Hack and his colleagues found the 'new' muscle-dura connective tissue while using an unusual dissecting approach to examine head and neck muscles in cadavers. They supported their discovery through digital cadaver images from the National Institutes of Health's (NIH) Visible Human Project. The newly discovered tissue connects a deep neck muscle to a highly sensitive covering called the dura that covers the brain and spinal cord.
The researchers suggest that their finding may help explain the relationship between muscle tension and headaches. They speculate that the connection may transmit pressure from the neck muscles to the pain-sensitive dura and possibly lead to certain headaches. Gray's states, "There is usually a soft-tissue attachment to the posterior atlanto-occipital membrane, which itself is firmly attached to the spinal dura in the same area."
Shortly after their discovery─as if surprising the world's anatomists once was not enough─Hack and his colleagues, while studying muscles that affect chewing, also uncovered a jaw muscle that had never been described as separate and distinct from the many other jaw muscles. Hack thinks the 'new' muscle had been observed many times before, but was thought to be part of known chewing muscles. The new muscle, called sphenomandibularis, may be a fifth chewing muscle.
The muscle has not yet appeared in Gray's Anatomy.

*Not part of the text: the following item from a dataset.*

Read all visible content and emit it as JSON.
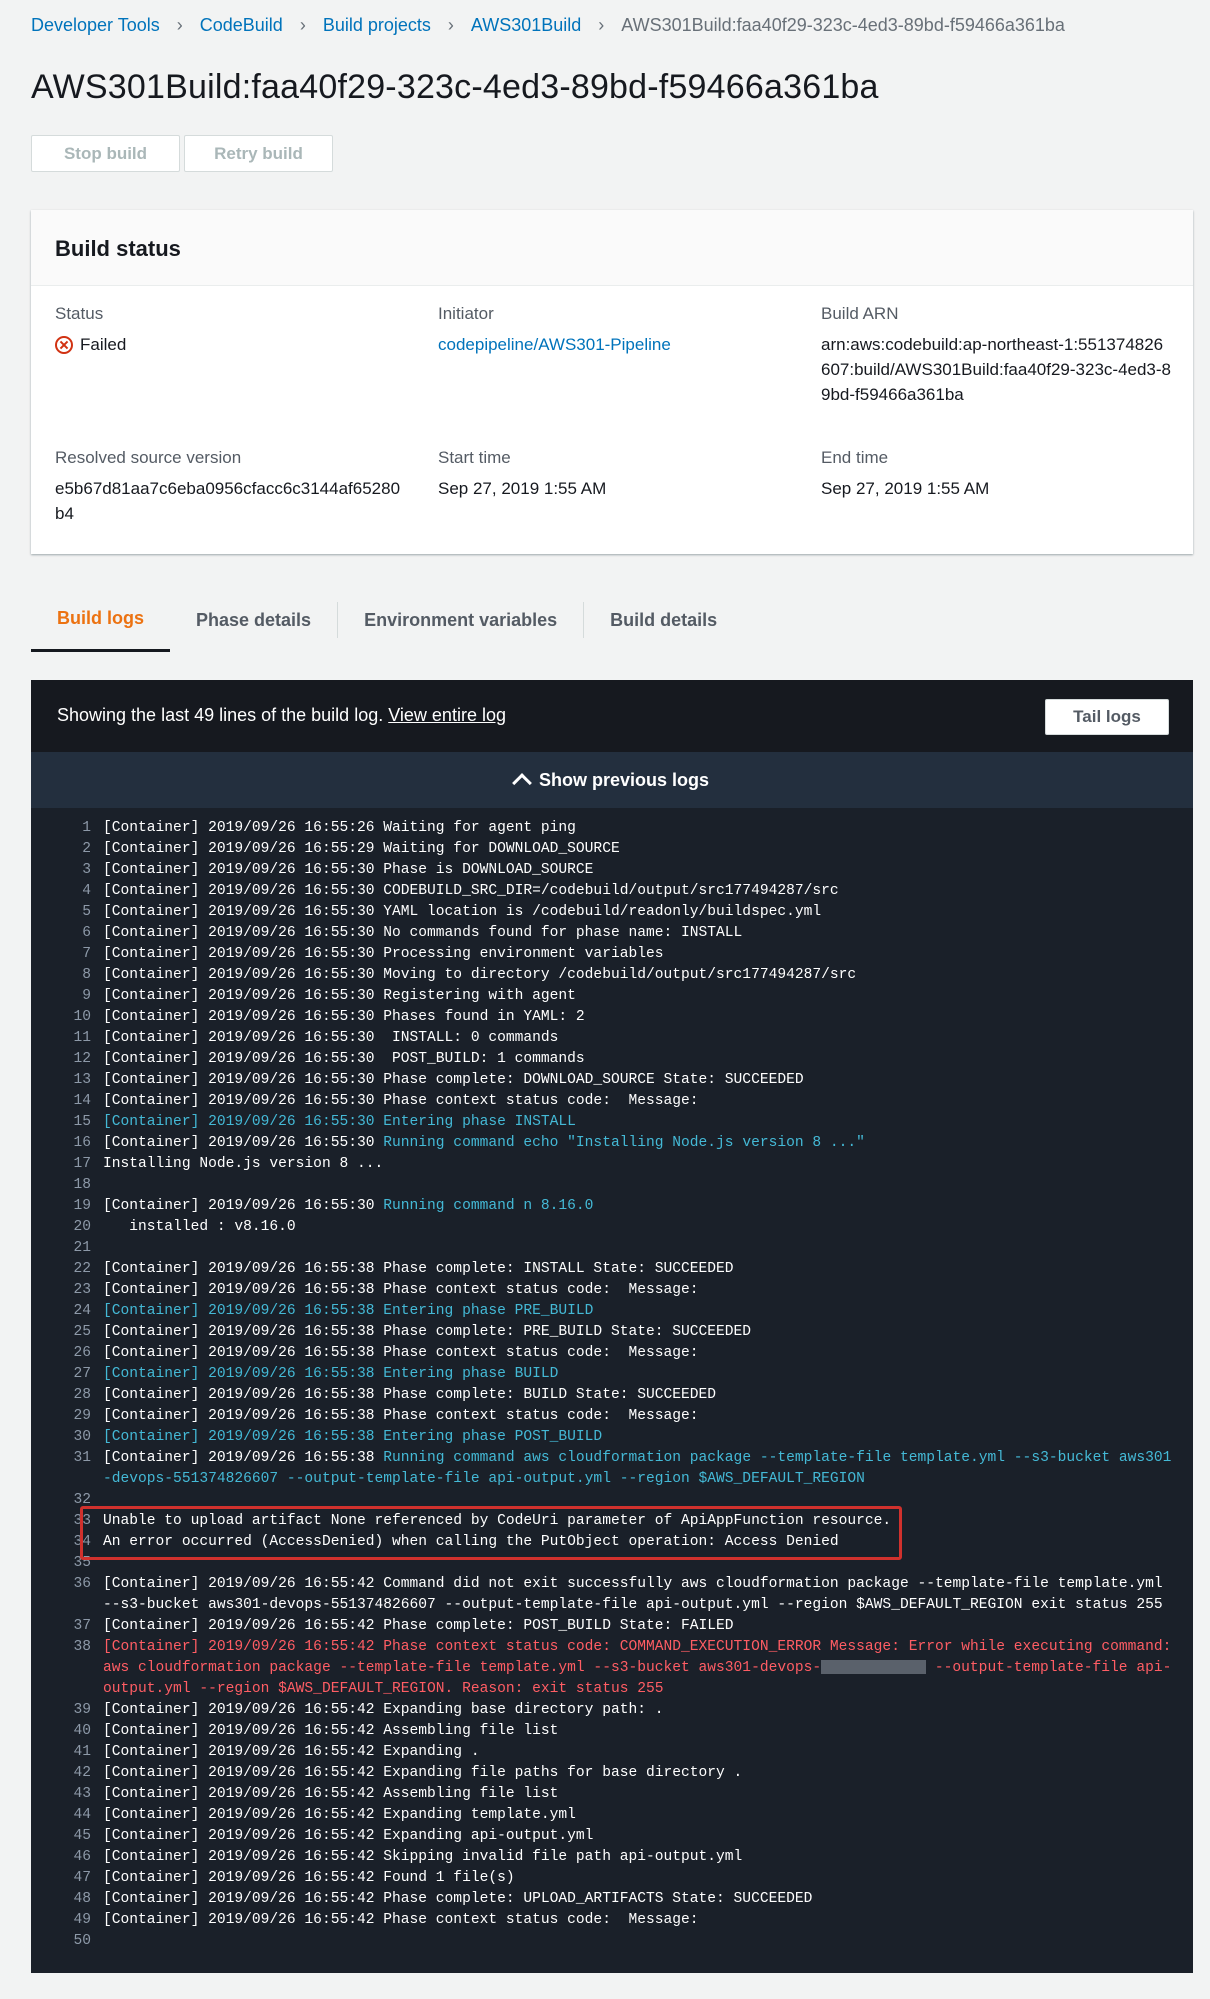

But after a similar chorus of skepticism in some medical journals, the 1 ½ inch long muscle has gotten its share of props. Sphenomandibularis is described in the Textbook of Head and Neck Anatomy, one of the leading medical textbooks. It has been recognized by the 1998 Medical and Health Annual of the Encyclopaedia Britannica, the book Staging Anatomies:Dissection and Spectacle in Early Stuart Tragedy by Hillary Nunn, in a poem called Claudia Gary Annis, and in articles in The New York Times and Discovery. The muscle was also a clue on the TV show, Jeopardy: "In 1996 Gary Hack discovered the sphenomandibularis...which is one of these." The correct answer: "What is a muscle?"
Hack's team included Baltimore orthodontist Gwendolyn Dunn, DDS; Mi Young Toh, MS, MA, a biomedical imaging researcher at the national Library of Medicine; neurosurgeon Walker Robinson, MD; and Richard Koritzer, DDS, MLA, PhD, an adjunct research associate at the Dental School.